Malagò übernimmt: italienische fußball-revolution nimmt fahrt auf!

Rom – Giovanni Malagò ist neuer Präsident des italienischen Fußballverbands (FIGC) und verspricht frischen Wind für den angeschlagenen italienischen Fußball. Mit überwältigenden 98% der Stimmen gewählt, steht Malagò vor der Mammutaufgabe, den Verband zu sanieren und gleichzeitig die ambitionierten Ziele für die EM 2032 zu verfolgen. Doch die Reise scheint alles andere als einfach zu werden.

Bilanzanalyse als erste amtshandlung: wo liegt das problem wirklich?

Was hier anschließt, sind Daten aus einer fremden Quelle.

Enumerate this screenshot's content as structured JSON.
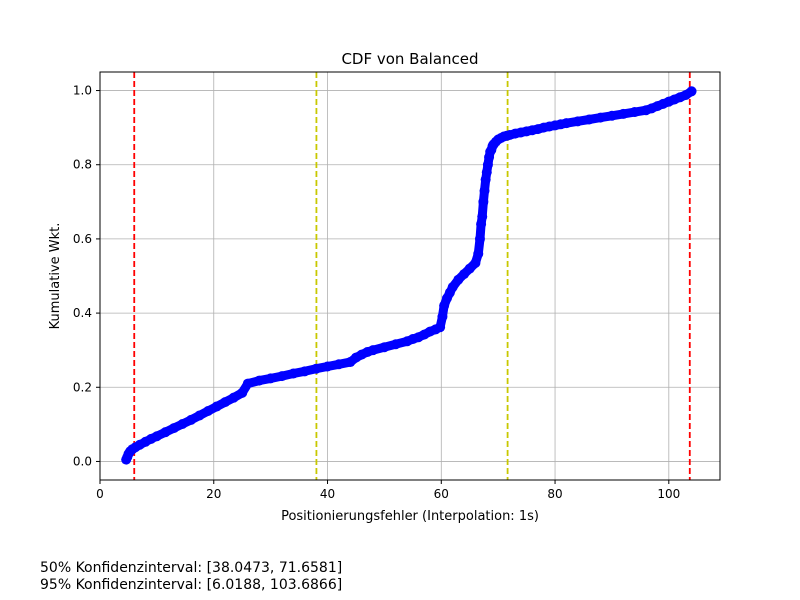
{
  "chart_data": {
    "type": "scatter",
    "title": "CDF von Balanced",
    "xlabel": "Positionierungsfehler (Interpolation: 1s)",
    "ylabel": "Kumulative Wkt.",
    "xlim": [
      0,
      109
    ],
    "ylim": [
      -0.05,
      1.05
    ],
    "xticks": [
      0,
      20,
      40,
      60,
      80,
      100
    ],
    "yticks": [
      0.0,
      0.2,
      0.4,
      0.6,
      0.8,
      1.0
    ],
    "grid": true,
    "series": [
      {
        "color": "#0000ff",
        "x": [
          4.6,
          4.8,
          5.0,
          5.3,
          5.7,
          6.2,
          7.0,
          8.0,
          9.0,
          10.0,
          11.5,
          13.0,
          14.5,
          16.0,
          17.5,
          19.0,
          20.5,
          22.0,
          23.5,
          25.0,
          26.0,
          28.0,
          30.0,
          32.0,
          34.0,
          36.0,
          38.0,
          40.0,
          42.0,
          44.0,
          45.0,
          46.0,
          47.0,
          48.0,
          50.0,
          52.0,
          54.0,
          55.0,
          56.0,
          57.0,
          58.0,
          59.0,
          59.8,
          60.2,
          60.5,
          61.0,
          61.5,
          62.0,
          63.0,
          64.0,
          65.0,
          66.0,
          66.5,
          66.8,
          67.0,
          67.2,
          67.4,
          67.6,
          67.8,
          68.0,
          68.2,
          68.4,
          68.6,
          68.8,
          69.0,
          69.2,
          69.6,
          70.0,
          70.5,
          71.0,
          71.5,
          72.0,
          73.0,
          74.0,
          75.0,
          76.0,
          77.0,
          78.0,
          79.0,
          80.0,
          81.0,
          82.0,
          84.0,
          86.0,
          88.0,
          90.0,
          92.0,
          94.0,
          96.0,
          97.0,
          98.0,
          99.0,
          100.0,
          101.0,
          102.0,
          103.0,
          104.0
        ],
        "y": [
          0.005,
          0.012,
          0.02,
          0.027,
          0.033,
          0.038,
          0.045,
          0.053,
          0.061,
          0.068,
          0.079,
          0.09,
          0.101,
          0.112,
          0.124,
          0.136,
          0.148,
          0.16,
          0.172,
          0.185,
          0.21,
          0.218,
          0.224,
          0.23,
          0.237,
          0.243,
          0.25,
          0.256,
          0.262,
          0.268,
          0.28,
          0.288,
          0.295,
          0.3,
          0.308,
          0.316,
          0.324,
          0.33,
          0.335,
          0.342,
          0.35,
          0.356,
          0.362,
          0.39,
          0.42,
          0.44,
          0.455,
          0.47,
          0.49,
          0.505,
          0.52,
          0.535,
          0.56,
          0.6,
          0.64,
          0.66,
          0.7,
          0.73,
          0.76,
          0.78,
          0.8,
          0.82,
          0.835,
          0.84,
          0.85,
          0.855,
          0.862,
          0.868,
          0.872,
          0.876,
          0.878,
          0.88,
          0.884,
          0.887,
          0.89,
          0.893,
          0.896,
          0.9,
          0.903,
          0.906,
          0.909,
          0.912,
          0.917,
          0.922,
          0.927,
          0.932,
          0.937,
          0.942,
          0.947,
          0.952,
          0.958,
          0.964,
          0.97,
          0.976,
          0.982,
          0.988,
          0.998
        ]
      }
    ],
    "vlines": [
      {
        "x": 6.0188,
        "color": "#ff0000"
      },
      {
        "x": 38.0473,
        "color": "#c8c800"
      },
      {
        "x": 71.6581,
        "color": "#c8c800"
      },
      {
        "x": 103.6866,
        "color": "#ff0000"
      }
    ]
  },
  "footer": {
    "ci50": "50% Konfidenzinterval: [38.0473, 71.6581]",
    "ci95": "95% Konfidenzinterval: [6.0188, 103.6866]"
  }
}
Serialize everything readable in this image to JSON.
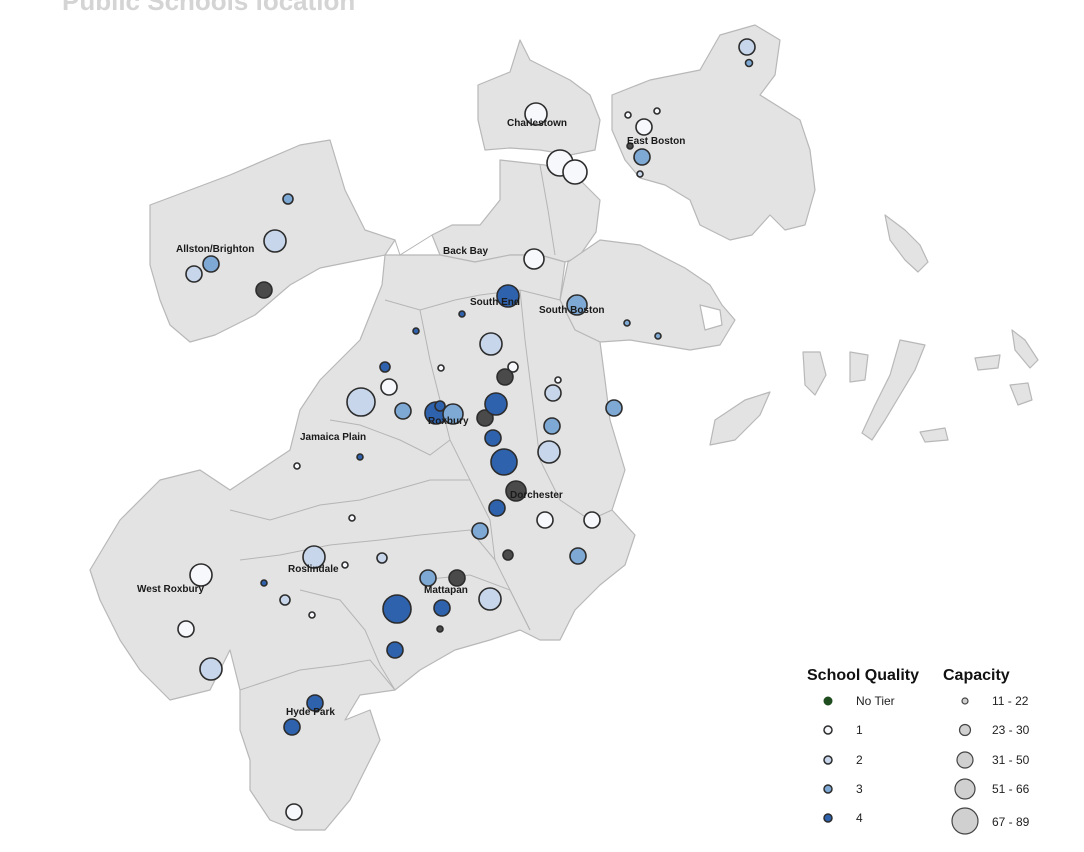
{
  "map_title": "Public Schools location",
  "places": {
    "charlestown": "Charlestown",
    "east_boston": "East Boston",
    "allston_brighton": "Allston/Brighton",
    "back_bay": "Back Bay",
    "south_end": "South End",
    "south_boston": "South Boston",
    "roxbury": "Roxbury",
    "jamaica_plain": "Jamaica Plain",
    "dorchester": "Dorchester",
    "roslindale": "Roslindale",
    "west_roxbury": "West Roxbury",
    "mattapan": "Mattapan",
    "hyde_park": "Hyde Park"
  },
  "legend": {
    "quality_title": "School Quality",
    "capacity_title": "Capacity",
    "quality_items": [
      {
        "label": "No Tier",
        "color": "#1f4d1f"
      },
      {
        "label": "1",
        "color": "#f7f8fc"
      },
      {
        "label": "2",
        "color": "#c7d6ea"
      },
      {
        "label": "3",
        "color": "#7ea9d4"
      },
      {
        "label": "4",
        "color": "#2f62ad"
      }
    ],
    "capacity_items": [
      "11 - 22",
      "23 - 30",
      "31 - 50",
      "51 - 66",
      "67 - 89"
    ]
  },
  "colors": {
    "no_tier_dark": "#4a4a4a",
    "land": "#e3e3e3",
    "border": "#b8b8b8"
  }
}
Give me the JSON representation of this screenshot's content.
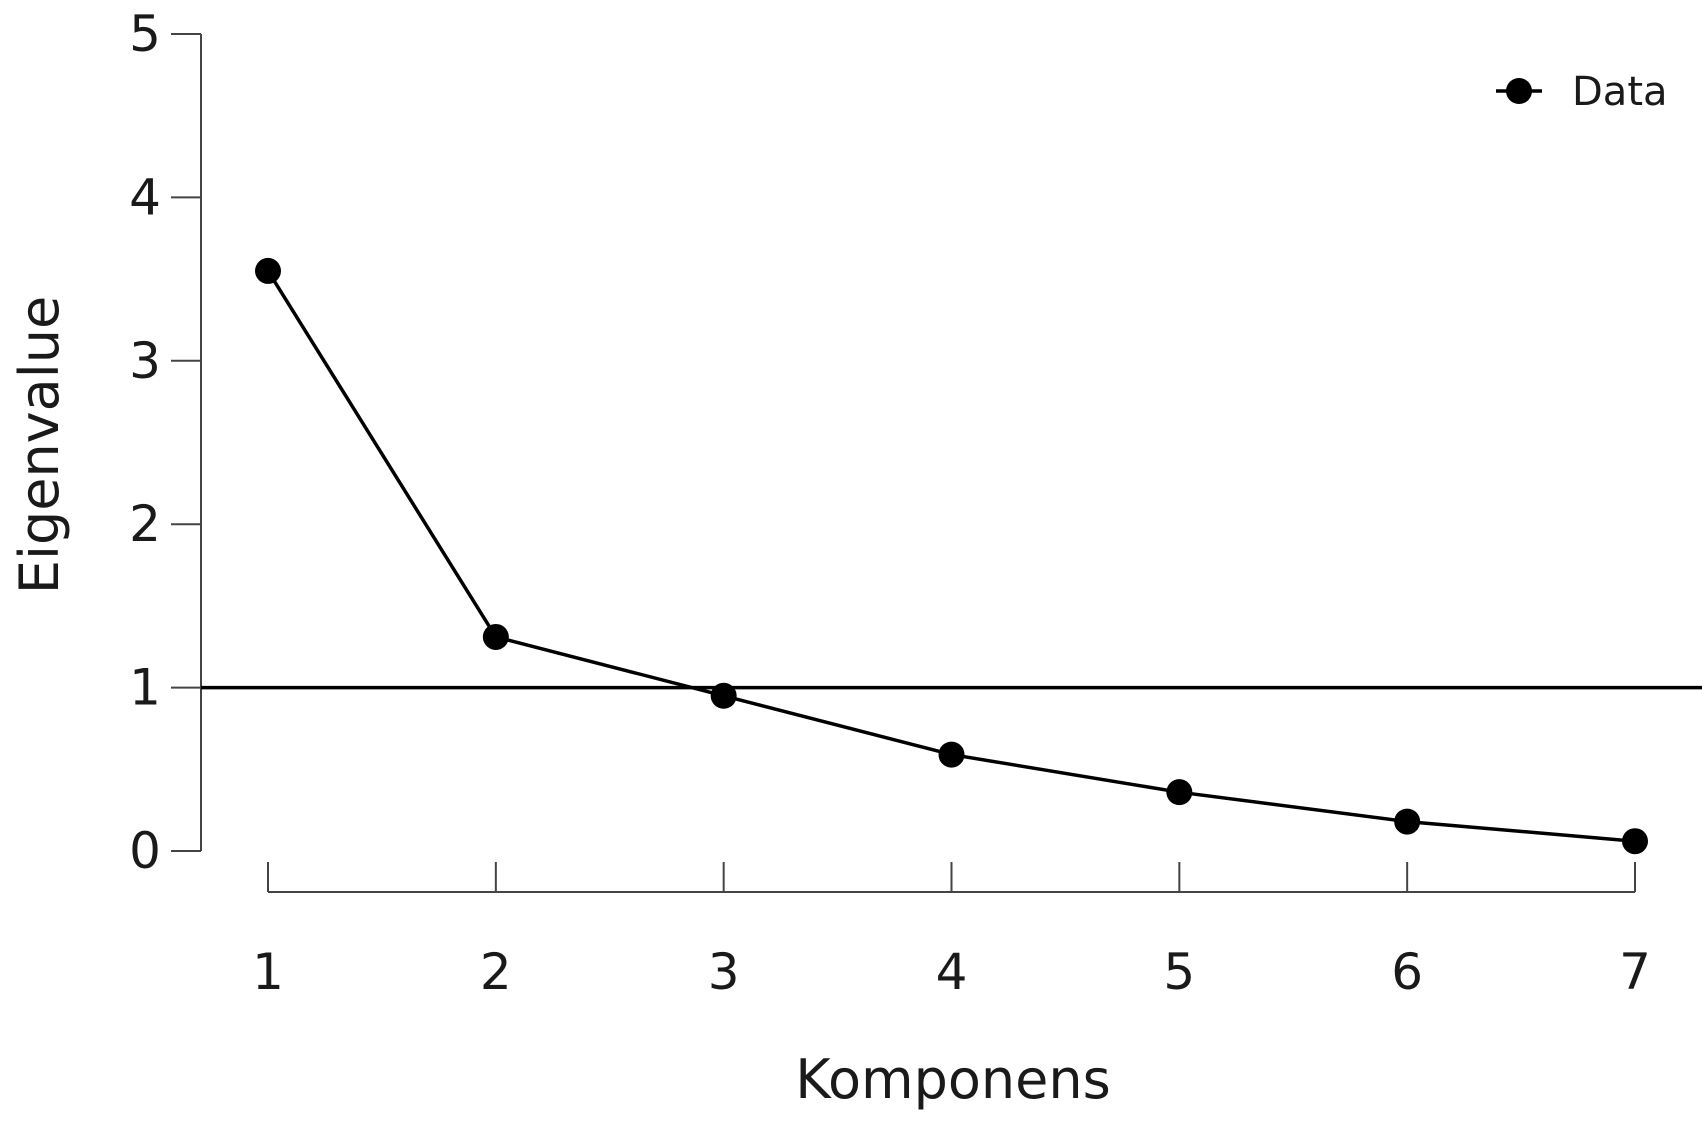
{
  "chart_data": {
    "type": "line",
    "xlabel": "Komponens",
    "ylabel": "Eigenvalue",
    "x": [
      1,
      2,
      3,
      4,
      5,
      6,
      7
    ],
    "x_ticks": [
      "1",
      "2",
      "3",
      "4",
      "5",
      "6",
      "7"
    ],
    "y_ticks": [
      "0",
      "1",
      "2",
      "3",
      "4",
      "5"
    ],
    "xlim": [
      1,
      7
    ],
    "ylim": [
      0,
      5
    ],
    "series": [
      {
        "name": "Data",
        "values": [
          3.55,
          1.31,
          0.95,
          0.59,
          0.36,
          0.18,
          0.06
        ],
        "color": "#000000",
        "marker": "circle"
      }
    ],
    "reference_lines": [
      {
        "axis": "y",
        "value": 1
      }
    ],
    "legend": {
      "position": "top-right",
      "entries": [
        "Data"
      ]
    },
    "grid": false
  }
}
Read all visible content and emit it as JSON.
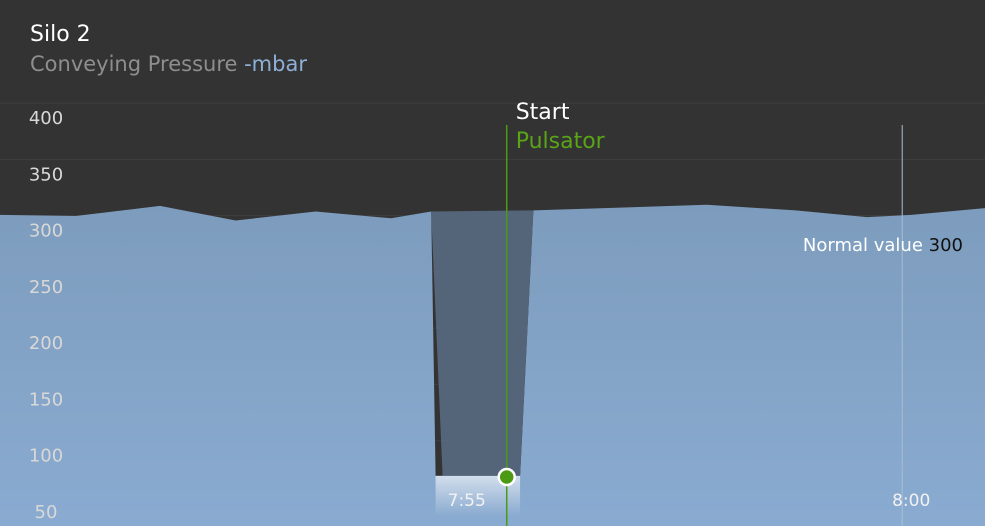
{
  "header": {
    "title": "Silo 2",
    "subtitle": "Conveying Pressure",
    "unit": "-mbar"
  },
  "colors": {
    "background": "#333333",
    "fill": "#86a8cc",
    "dip_shadow": "#56687d",
    "event_line": "#4c9a14",
    "event_text": "#5aa417",
    "grid": "#3f3f3f"
  },
  "chart_data": {
    "type": "area",
    "title": "Conveying Pressure",
    "ylabel": "-mbar",
    "ylim": [
      25,
      425
    ],
    "yticks": [
      400,
      350,
      300,
      250,
      200,
      150,
      100,
      50
    ],
    "grid": true,
    "x_time_labels": [
      {
        "minutes": 475,
        "label": "7:55"
      },
      {
        "minutes": 480,
        "label": "8:00"
      }
    ],
    "xlim_minutes": [
      469.75,
      480.83
    ],
    "series": [
      {
        "values_x_minutes": [
          469.75,
          470.6,
          471.55,
          472.4,
          473.3,
          474.15,
          474.6,
          474.65,
          475.6,
          475.75,
          477.7,
          478.7,
          479.5,
          480.0,
          480.83
        ],
        "values_y": [
          314,
          313,
          322,
          309,
          317,
          311,
          317,
          82,
          82,
          318,
          323,
          318,
          312,
          314,
          320
        ]
      }
    ],
    "event": {
      "x_minutes": 475.45,
      "y": 81,
      "label_title": "Start",
      "label_sub": "Pulsator"
    },
    "reference": {
      "label": "Normal value",
      "value": "300"
    }
  }
}
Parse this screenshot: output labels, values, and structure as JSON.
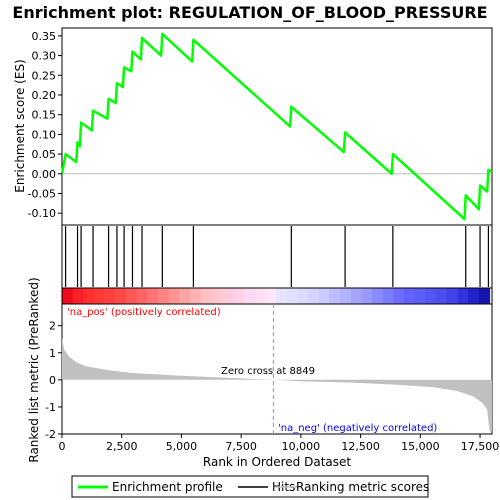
{
  "chart_data": {
    "type": "line",
    "title": "Enrichment plot: REGULATION_OF_BLOOD_PRESSURE",
    "top_panel": {
      "ylabel": "Enrichment score (ES)",
      "ylim": [
        -0.13,
        0.37
      ],
      "yticks": [
        -0.1,
        -0.05,
        0.0,
        0.05,
        0.1,
        0.15,
        0.2,
        0.25,
        0.3,
        0.35
      ],
      "ytick_labels": [
        "-0.10",
        "-0.05",
        "0.00",
        "0.05",
        "0.10",
        "0.15",
        "0.20",
        "0.25",
        "0.30",
        "0.35"
      ],
      "series": [
        {
          "name": "Enrichment profile",
          "color": "#00ff00",
          "x": [
            0,
            150,
            600,
            650,
            750,
            800,
            1250,
            1300,
            1900,
            1950,
            2250,
            2300,
            2550,
            2600,
            2900,
            2950,
            3300,
            3350,
            4150,
            4200,
            5450,
            5500,
            9550,
            9600,
            11800,
            11850,
            13800,
            13850,
            16850,
            16900,
            17450,
            17500,
            17800,
            17850,
            18000
          ],
          "y": [
            0.0,
            0.05,
            0.03,
            0.08,
            0.07,
            0.13,
            0.11,
            0.16,
            0.14,
            0.19,
            0.18,
            0.23,
            0.22,
            0.27,
            0.26,
            0.31,
            0.29,
            0.345,
            0.3,
            0.355,
            0.285,
            0.34,
            0.12,
            0.17,
            0.055,
            0.105,
            0.0,
            0.05,
            -0.115,
            -0.055,
            -0.09,
            -0.03,
            -0.045,
            0.01,
            0.005
          ]
        }
      ]
    },
    "hits": {
      "name": "Hits",
      "color": "#000000",
      "x": [
        150,
        650,
        800,
        1300,
        1950,
        2300,
        2600,
        2950,
        3350,
        4200,
        5500,
        9600,
        11850,
        13850,
        16900,
        17500,
        17850
      ]
    },
    "bottom_panel": {
      "ylabel": "Ranked list metric (PreRanked)",
      "xlabel": "Rank in Ordered Dataset",
      "xlim": [
        0,
        18000
      ],
      "ylim": [
        -2.0,
        2.8
      ],
      "xticks": [
        0,
        2500,
        5000,
        7500,
        10000,
        12500,
        15000,
        17500
      ],
      "xtick_labels": [
        "0",
        "2,500",
        "5,000",
        "7,500",
        "10,000",
        "12,500",
        "15,000",
        "17,500"
      ],
      "yticks": [
        -2,
        -1,
        0,
        1,
        2
      ],
      "ytick_labels": [
        "-2",
        "-1",
        "0",
        "1",
        "2"
      ],
      "ranking_metric": {
        "name": "Ranking metric scores",
        "color": "#c0c0c0",
        "x": [
          0,
          100,
          300,
          600,
          1000,
          2000,
          3000,
          5000,
          7000,
          8849,
          10000,
          12000,
          14000,
          15500,
          16500,
          17200,
          17600,
          17800,
          17900,
          18000
        ],
        "y": [
          1.55,
          1.1,
          0.85,
          0.65,
          0.5,
          0.35,
          0.25,
          0.15,
          0.07,
          0.0,
          -0.05,
          -0.1,
          -0.18,
          -0.27,
          -0.4,
          -0.6,
          -0.85,
          -1.1,
          -1.9,
          -1.9
        ]
      },
      "annotations": {
        "pos_label": "'na_pos' (positively correlated)",
        "neg_label": "'na_neg' (negatively correlated)",
        "zero_cross": "Zero cross at 8849",
        "zero_cross_x": 8849
      }
    },
    "legend": {
      "placement": "bottom",
      "entries": [
        "Enrichment profile",
        "Hits",
        "Ranking metric scores"
      ]
    },
    "colors": {
      "profile": "#00ff00",
      "pos_label": "#ff0000",
      "neg_label": "#0000ff",
      "heat_pos": "#ff0000",
      "heat_neg": "#0000ff"
    }
  }
}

Malagò machte direkt nach seiner Wahl deutlich, dass seine Priorität die Analyse der finanziellen Situation des Verbands ist. „Ich gehe jetzt in die Föderation, um mir die Bilanzen anzusehen…“, erklärte er in seiner ersten Pressekonferenz. Sollte sich die Lage als so katastrophal erweisen, dass er nach nur einem Jahr zurücktreten müsste, wäre das ein deutliches Zeichen für die tiefgreifenden Probleme, mit denen der italienische Fußball zu kämpfen hat. Es geht um mehr als nur um Zahlen; es geht um die Glaubwürdigkeit des Verbands und die Zukunft des Sports.

Die Herausforderungen sind vielfältig. Neben der finanziellen Konsolidierung gilt es, die Zusammenarbeit mit der Politik zu verbessern – ein Verhältnis, das in der Vergangenheit oft von Spannungen geprägt war. „Meine Wahl ist eine Tat der Liebe und nüchternen Vernunft“, so Malagò, der betont, nicht selbst um das Amt gebeten habe. Das spricht Bände über die Erwartungen, die an ihn gestellt werden.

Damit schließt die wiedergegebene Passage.